Physicians often recommend the patient to stop smoking and prescribe their patients with portable oxygen bottles to breathe in pharmaceutical oxygen with a mask or pharmaceutical inhaler meds that have dangerous side effects. Controlling this condition is the mode of addressing this malady by the medical establishment. They are not interested in curing it. Lung transplant surgery is the last medical result for COPD sufferers.
COPD develops usually among smokers although inhaling asbestos filaments and/or toxins from chemical pollutants can result in what appears to the medical establishment as COPD and/or permanent lung damage.
Chronic bronchitis and emphysema are conditions that are considered COPD; asthma is not considered one. Asthma often develops among children suffering other auto-immune allergies and is a more manageable condition. Children whose asthma is mostly of a psychosomatic type often outgrow this disease.

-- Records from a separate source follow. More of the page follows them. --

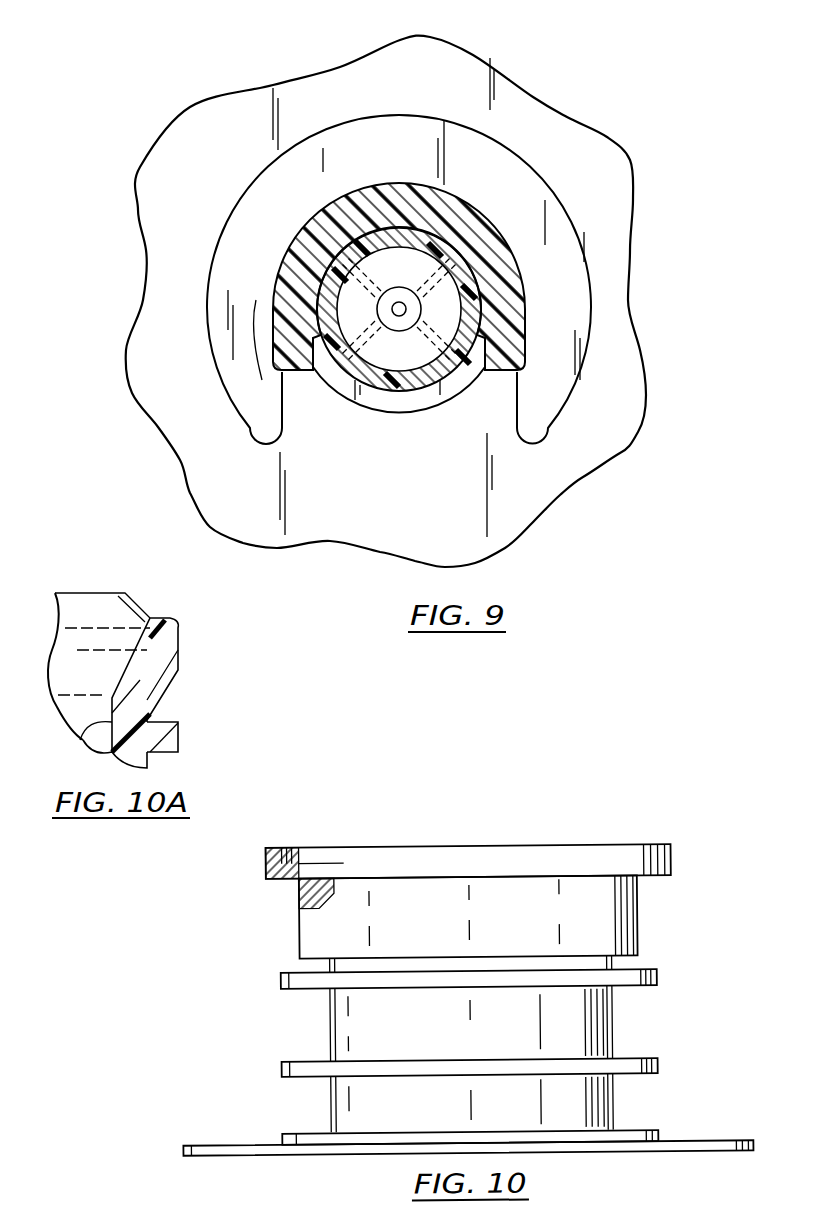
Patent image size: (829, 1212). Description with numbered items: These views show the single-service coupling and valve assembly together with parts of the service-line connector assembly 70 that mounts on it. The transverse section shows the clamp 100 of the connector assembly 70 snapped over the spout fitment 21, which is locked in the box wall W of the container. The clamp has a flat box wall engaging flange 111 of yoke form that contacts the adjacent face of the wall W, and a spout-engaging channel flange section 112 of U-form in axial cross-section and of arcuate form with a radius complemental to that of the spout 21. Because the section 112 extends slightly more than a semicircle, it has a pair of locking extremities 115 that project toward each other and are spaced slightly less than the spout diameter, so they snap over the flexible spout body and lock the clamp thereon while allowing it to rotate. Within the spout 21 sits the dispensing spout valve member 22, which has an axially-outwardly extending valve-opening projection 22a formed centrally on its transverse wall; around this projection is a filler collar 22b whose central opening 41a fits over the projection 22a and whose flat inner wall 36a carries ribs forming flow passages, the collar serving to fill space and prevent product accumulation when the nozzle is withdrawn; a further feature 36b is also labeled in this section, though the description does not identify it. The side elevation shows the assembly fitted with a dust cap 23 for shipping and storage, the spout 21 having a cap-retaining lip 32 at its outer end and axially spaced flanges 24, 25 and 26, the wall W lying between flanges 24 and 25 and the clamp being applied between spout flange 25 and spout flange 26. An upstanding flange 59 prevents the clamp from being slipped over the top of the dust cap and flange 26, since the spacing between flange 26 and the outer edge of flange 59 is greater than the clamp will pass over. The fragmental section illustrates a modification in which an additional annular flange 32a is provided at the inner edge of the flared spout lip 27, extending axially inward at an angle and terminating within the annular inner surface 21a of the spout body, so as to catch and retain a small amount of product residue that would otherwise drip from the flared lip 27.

In FIG. 9, the service-line connector assembly 70 is at (534, 135).
In FIG. 9, the box wall W is at (547, 487).
In FIG. 9, the clamp 100 is at (243, 186).
In FIG. 9, the box wall engaging flange 111 is at (230, 268).
In FIG. 9, the spout-engaging channel flange section 112 is at (513, 272).
In FIG. 9, the locking extremities 115 is at (330, 353).
In FIG. 9, the dispensing spout valve member 22 is at (372, 386).
In FIG. 9, the valve-opening projection 22a is at (388, 288).
In FIG. 9, the filler collar 22b is at (447, 308).
In FIG. 9, the spout fitment 21 is at (382, 399).
In FIG. 10A, the spout fitment 21 is at (152, 708).
In FIG. 10, the spout fitment 21 is at (329, 1017).
In FIG. 9, the central opening 41a is at (389, 311).
In FIG. 9, the flat inner wall 36a is at (424, 359).
In FIG. 9, the slot 36b is at (430, 277).
In FIG. 9, the spout flange 25 is at (420, 407).
In FIG. 10, the spout flange 25 is at (657, 1066).
In FIG. 10A, the additional annular flange 32a is at (140, 600).
In FIG. 10A, the cap-retaining lip 32 is at (187, 622).
In FIG. 10, the cap-retaining lip 32 is at (312, 881).
In FIG. 10A, the flared spout lip 27 is at (163, 672).
In FIG. 10A, the annular inner surface 21a is at (92, 731).
In FIG. 10A, the spout flange 26 is at (180, 739).
In FIG. 10, the spout flange 26 is at (657, 976).
In FIG. 10, the upstanding flange 59 is at (273, 847).
In FIG. 10, the dust cap 23 is at (498, 900).
In FIG. 10, the spout flange 24 is at (306, 1137).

COPD, on the other hand, develops later in life, often without other auto-immune problems and gets worse with age.
Wheezing and dyspnea (or shortness of breath) are typical symptoms of these lung conditions. Asthmatics often possess drier coughs than COPD patients whose coughing usually expels phlegm. There is crossover of toxic drugs prescribed for the common symptoms, although not all of them are interchangeable.
While COPD patients usually need oxygen bottles to breathe well, asthmatics usually have no need for this. Besides the differences in the rate of mortality, minor structural differences asthma and COPD can exist.
Asthma sufferers often have constricted bronchial tubes during flare ups, but this condition is not a daily chronic problem. Patients with COPD and emphysema have no more elasticity of their lung airway. The airway tubes of patients with COPD and chronic bronchitis are thicker. The symptoms of COPD are long-term and vary in degree from day to day.
Japanese study of acupuncture’s benefits to COPD patients
The Kyoto University Graduate School of Medicine in Japan did a double-blind placebo trial among 68 subjects suffering from COPD who were divided equally into two groups. One group was given acupuncture and the other group, placebo acupuncture.
Both the real and sham acupuncture therapies were done for 12 weeks once a week. Before and after the 12-week period, all subjects were tested for DOE “dyspnea on exertion” after a six-minute walk. A Borg scale was utilized to compute the perceived degree of exertion on the walk.
The conductors of the trial saw that the group given acupuncture showed better Borg scores, which means that they can tolerate and exert more exercise while showing low DOE after the walk compared to the group given sham acupuncture. The study concluded that acupuncture can be an effective adjunct therapy for dyspnea treatment along with western medical treatment.
A lot of acupuncturists also include Chinese herbs along with their acupuncture treatment to treat COPD disorders.